Sarah MacCarthy, Sandra Brignol, Manasa Reddy, Amy Nunn, Ines Dourado
Original Article: bit.ly/1vhv6Ad
Late presentation to testing, treatment and continued care has detrimental impacts on the health of HIV-positive individuals as well as their sexual partners’health. Men who have sex with men (MSM) experience disproportionately high rates of HIV both globally and in Brazil.
However, the factors that inhibit linkage to care among MSM remain unclear.
Methods: We conducted a cross-sectional study of HIV-positive MSM (n = 740) enrolled in HIV/AIDS services in a large urban center of Brazil from August 2010 to June 2011. Descriptive, bivariate and multivariate statistics were conducted using STATA 12 to examine the relationship between a range of variables and late presentation, defined as having a first CD4 count <350 cells/mm3.
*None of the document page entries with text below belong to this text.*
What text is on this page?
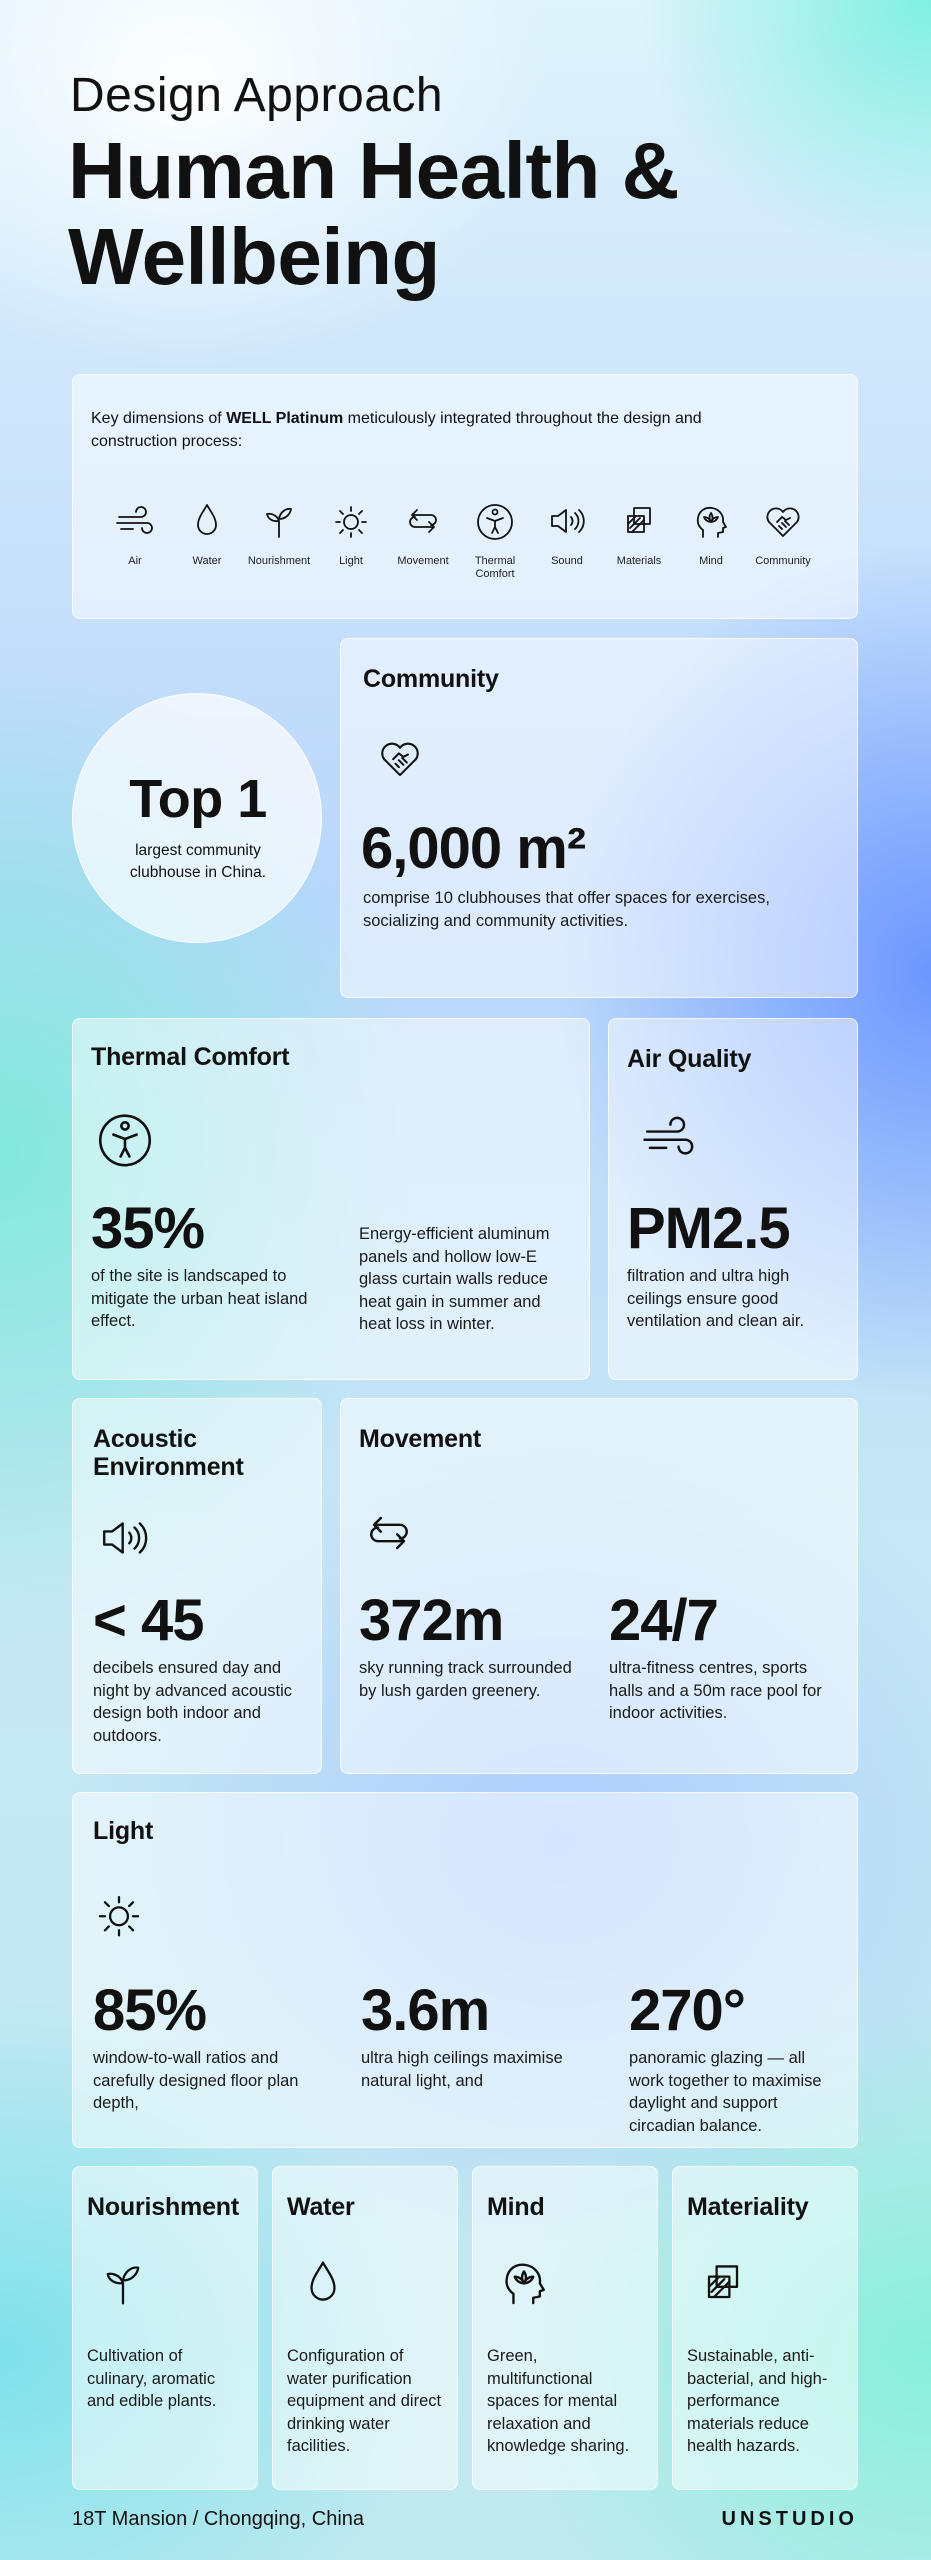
Design Approach
Human Health &
Wellbeing
Key dimensions of WELL Platinum meticulously integrated throughout the design and construction process:
Air	Water	Nourishment	Light	Movement	Thermal Comfort
Sound	Materials	Mind	Community
Top 1
largest community clubhouse in China.
Community
6,000 m²
comprise 10 clubhouses that offer spaces for exercises, socializing and community activities.
Thermal Comfort
35%
of the site is landscaped to mitigate the urban heat island effect.
Energy-efficient aluminum panels and hollow low-E glass curtain walls reduce heat gain in summer and heat loss in winter.
Air Quality
PM2.5
filtration and ultra high ceilings ensure good ventilation and clean air.
Acoustic
Environment
< 45
decibels ensured day and night by advanced acoustic design both indoor and outdoors.
Movement
372m
sky running track surrounded by lush garden greenery.
24/7
ultra-fitness centres, sports halls and a 50m race pool for indoor activities.
Light
85%
window-to-wall ratios and carefully designed floor plan depth,
3.6m
ultra high ceilings maximise natural light, and
270°
panoramic glazing — all work together to maximise daylight and support circadian balance.
Nourishment
Cultivation of culinary, aromatic and edible plants.
Water
Configuration of water purification equipment and direct drinking water facilities.
Mind
Green, multifunctional spaces for mental relaxation and knowledge sharing.
Materiality
Sustainable, anti-bacterial, and high-performance materials reduce health hazards.
18T Mansion / Chongqing, China	UNSTUDIO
Results: Within the sample, the prevalence of LP was 63.1%.
Men who self-identified as heterosexual (AOR 1.54 and 95% CI 1.08 – 2.20) compared to men who self-identified as homosexual and bisexual were at increased odds of late presentation. Additionally, men age 30 and older (AOR 1.56, 95% CI 1.01 – 2.43) compared to individuals age 18-29 experienced increased odds of late presentation among MSM.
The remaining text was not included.